Take that, road ready traveler. See if you can stay dry for that.

This leg of the trip was one with the buses mostly crowded. I was able to stretch out and enjoy the adjoining Only once between Eugene and Sacramento. A lot of people are on the move, I've noticed, as I've gone further and further west. And while I have run across a few nomadic souls here and there, mostly I'm running into people who are on the move because they have to be. Like the guy behind me who boarded in Medford who was headed for L.A. to attended a funeral for a bouncer friend of his who had been beaten to death. There have also been more than a few who are on the road because they recently got out from under parole restrictions, and some who are choosing to run in spite of them.

That shouldn't overshadow the large number people I run into who are looking for work... or who are just looking. Not vacationing... though I'm sure in some other place, say an airport terminal, or even on an Amtrak, I would find people who are off in search of that perfect hyper-real experience, that photo-fury experience of standing in front of things and moving from standing in one line to standing in a dizzyingly similar one.

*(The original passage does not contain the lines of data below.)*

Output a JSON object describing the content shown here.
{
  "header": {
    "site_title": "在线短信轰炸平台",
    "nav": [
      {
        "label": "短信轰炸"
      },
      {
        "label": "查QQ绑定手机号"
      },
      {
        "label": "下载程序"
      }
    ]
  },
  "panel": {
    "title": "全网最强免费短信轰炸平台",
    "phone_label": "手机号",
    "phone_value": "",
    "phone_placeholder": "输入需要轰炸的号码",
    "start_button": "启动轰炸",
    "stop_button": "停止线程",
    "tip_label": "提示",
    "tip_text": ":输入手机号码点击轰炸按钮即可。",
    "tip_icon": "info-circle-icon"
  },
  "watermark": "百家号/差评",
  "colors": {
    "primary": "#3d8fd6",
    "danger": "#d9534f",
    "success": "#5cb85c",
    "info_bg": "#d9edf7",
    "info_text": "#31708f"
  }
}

After a four hour layover in Sacramento, I  made it to San Francisco around 9:30 in the morning, Left Coast Time.  After getting turned around, and then figuring out that the city is painfully easy to get around in on foot... there are maps at bus and subway stations that provide a Big Red Dot signifying You Are Here... I found my digs for the night... a friendly looking hostel located in Little Saigon.... which required me to walk through Little Harlem and The Little Latin Quarter (neither of which were provided lamp post banners to signify or make them stand out. Imagine that.) That allowed me somewhere to leave my rucksack and gave me a chance to wander around the neighborhood a bit, where, not surprisingly, I found a nice little bar, The Brown Jug, that maintained a goats head above the mahogany back bar, a nice broken down 1950's atmosphere, and a $5.00 beer and shot special.

After two those, Dear Readers, I found my legs a bit more solid, even if my feet were on the sore side.